Tel Aviv Museum of Art / Preston Scott Cohen
by Teemunny Published on Thursday, July 28, 2011
Here is one of the latest built projects of progressive building designer, Preston Scott Cohen. He is based in Boston and is a professor and chair at the Harvard GSD. Scott Cohen is known for his interest in pushing formal geometry into built space. Using computer modeling, he will work with, for example, self-intersecting surfaces, Möbius strips, formal torsions to attempt to create architecture out of these complex formal models. Here is the Tel Aviv Museum of Art, located in the center of the city’s cultural complex and designed by Preston Scott Cohen‘s office.

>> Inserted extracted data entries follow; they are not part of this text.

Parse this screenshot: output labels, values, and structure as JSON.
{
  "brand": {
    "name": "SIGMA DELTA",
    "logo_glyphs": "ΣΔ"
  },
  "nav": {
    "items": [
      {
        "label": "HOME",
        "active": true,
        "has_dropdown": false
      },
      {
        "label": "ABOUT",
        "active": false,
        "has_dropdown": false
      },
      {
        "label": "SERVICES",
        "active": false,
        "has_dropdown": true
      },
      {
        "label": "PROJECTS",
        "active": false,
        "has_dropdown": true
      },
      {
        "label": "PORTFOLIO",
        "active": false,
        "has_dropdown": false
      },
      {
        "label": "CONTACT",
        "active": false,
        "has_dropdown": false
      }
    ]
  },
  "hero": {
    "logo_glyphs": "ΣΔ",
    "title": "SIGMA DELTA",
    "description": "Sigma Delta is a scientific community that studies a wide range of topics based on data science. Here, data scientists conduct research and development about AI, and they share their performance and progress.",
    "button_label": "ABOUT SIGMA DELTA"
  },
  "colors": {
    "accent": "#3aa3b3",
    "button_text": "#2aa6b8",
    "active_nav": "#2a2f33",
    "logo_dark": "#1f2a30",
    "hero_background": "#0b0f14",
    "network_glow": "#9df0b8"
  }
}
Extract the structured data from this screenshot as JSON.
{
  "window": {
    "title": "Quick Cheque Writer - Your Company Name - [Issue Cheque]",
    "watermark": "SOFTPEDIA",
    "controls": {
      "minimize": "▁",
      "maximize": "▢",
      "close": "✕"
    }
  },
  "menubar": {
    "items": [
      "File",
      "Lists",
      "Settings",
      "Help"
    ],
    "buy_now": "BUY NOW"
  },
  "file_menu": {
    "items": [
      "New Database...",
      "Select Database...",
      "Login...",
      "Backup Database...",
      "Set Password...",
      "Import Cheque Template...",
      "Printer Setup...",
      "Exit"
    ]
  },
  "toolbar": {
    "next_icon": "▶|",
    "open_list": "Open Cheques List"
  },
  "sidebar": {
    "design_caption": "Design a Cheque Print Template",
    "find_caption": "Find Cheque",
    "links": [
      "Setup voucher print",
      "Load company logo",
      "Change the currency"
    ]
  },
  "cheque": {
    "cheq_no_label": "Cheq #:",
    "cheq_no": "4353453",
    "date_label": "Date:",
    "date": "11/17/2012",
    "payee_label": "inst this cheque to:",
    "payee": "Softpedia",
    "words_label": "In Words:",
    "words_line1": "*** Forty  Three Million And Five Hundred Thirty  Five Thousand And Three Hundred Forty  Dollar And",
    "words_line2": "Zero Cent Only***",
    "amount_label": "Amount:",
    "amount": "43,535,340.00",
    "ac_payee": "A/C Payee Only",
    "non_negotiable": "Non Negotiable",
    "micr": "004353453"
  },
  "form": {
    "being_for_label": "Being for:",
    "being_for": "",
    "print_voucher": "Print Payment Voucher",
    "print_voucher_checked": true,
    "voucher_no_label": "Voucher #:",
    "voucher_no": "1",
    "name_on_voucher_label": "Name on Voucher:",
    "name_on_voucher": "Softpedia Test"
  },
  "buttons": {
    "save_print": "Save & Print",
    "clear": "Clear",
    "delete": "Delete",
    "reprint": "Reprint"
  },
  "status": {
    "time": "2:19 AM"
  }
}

The program for the Tel Aviv Museum of Art Amir Building posed an extraordinary architectural challenge: to resolve the tension between the tight, idiosyncratic triangular site and the museum’s need for a series of large, neutral rectangular galleries. The solution: subtly twisting geometric surfaces (hyperbolic parabolas) that connect the disparate angles between the galleries and the context while refracting natural light into the deepest recesses of the half buried building.
The building represents an unusual synthesis of two opposing paradigms for the contemporary museum: the museum of neutral white boxes and the museum of architectural spectacle. Individual, rectangular galleries are organized around the “Lightfall”, an eighty-seven foot tall spiraling atrium.